To be honest, looking at all of these messes, it’s impossible to really say Jorie Graham’s poetry is anything like Black Dice. I like the idea that it is. What could be a more wonderful parallel than absurd, ecstatic yelling songs held against thick poems about the body and all kinds of disintegrations? Mostly, neither of them are simple, though are immediately striking, and hopefully further reward comes with some kind of patience to unfurl what is dense. With Black Dice, I don’t know, maybe its visceral quality is both the heart and shell. Either way, there’s no goop inside.

The last Black Dice record I listened to when going through my personal catalog was this 7-inch, their second record. It’s much more coherent than the 10-inch, though less exhilarating and more whimpering. In the liner notes it reads “Black Dice also wishes to thank all of our friends and family members, as well as anyone who has helped us or come out to see us play. We also wish to extend a big fuck you to anyone who talked shit about us behind our backs. This is largely directed to the kid in Baltimore who kicked us off the V-Day show in Chapel Hill. We heard what you said to your little partner when you thought we couldn’t hear you.” I thought this was badass 11 years ago, but my friend now says its petty. These songs sound like that mix, curt and disinterested, purposefully allusive, as though they were conversations held loud enough for others to hear. Maybe the kid in Baltimore wanted them to know they weren’t as clever as they thought.

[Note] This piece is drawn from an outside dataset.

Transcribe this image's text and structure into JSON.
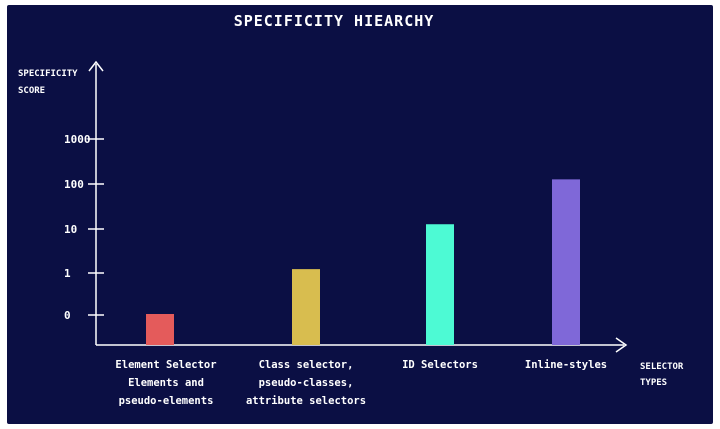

A couple days after I listened to Black Dice and read Jorie Graham, a friend passed on Bomb magazine with an interview with Bill Callahan by Jon Raymond. Raymond is a writer, so naturally asked a lot of questions about language. Callahan, happy to oblige, detailed his transposing of actual life situations into fictional narratives. The interview opens with Raymond asking Callahan about his lyric from “37 Pushups”: 37 Pushups/ In a winter-rate, seaside motel/ I feel like Travis Bickle/ I’m listening to Highway to Hell. Callahan says that lyric was written because he did all of those things, then explains how he came to be doing pushups in a winter-rate, seaside motel. But from there Callahan’s personal history diverges from his thematic concerns as he denies and denies religious upbringing or personal concern with the church. And, before they begin discussing Callahan’s Maryland early years and his childhood music taste, Raymond pushes with “one more question on writing.” “That image in ‘My Family,’” he asks, “of the mom in the bathroom smoking pot, her ass squeaking on the tub, and the dad in the study watching porn: Where did that come from?” Callahan just says, “Where do such things come from? I don’t know. You’re a writer, what sort of answer are you looking for here?”

What is fascinating about Bill Callahan being both interested and disinterested in talking about writing is that he volunteers a description of one of his albums as a collection of short stories and another as a novel. It’s not his invention, but comes from a trusted friend. “I don’t know what I’m going to write,” he says. “I’m like a blind sailor listening to the seagulls’ wings to know which way the wind is blowing.” What’s interesting is how you learn to hear, and then how you learn what a seagull is and then understand how it moves through the wind. That’s where you get if you dig.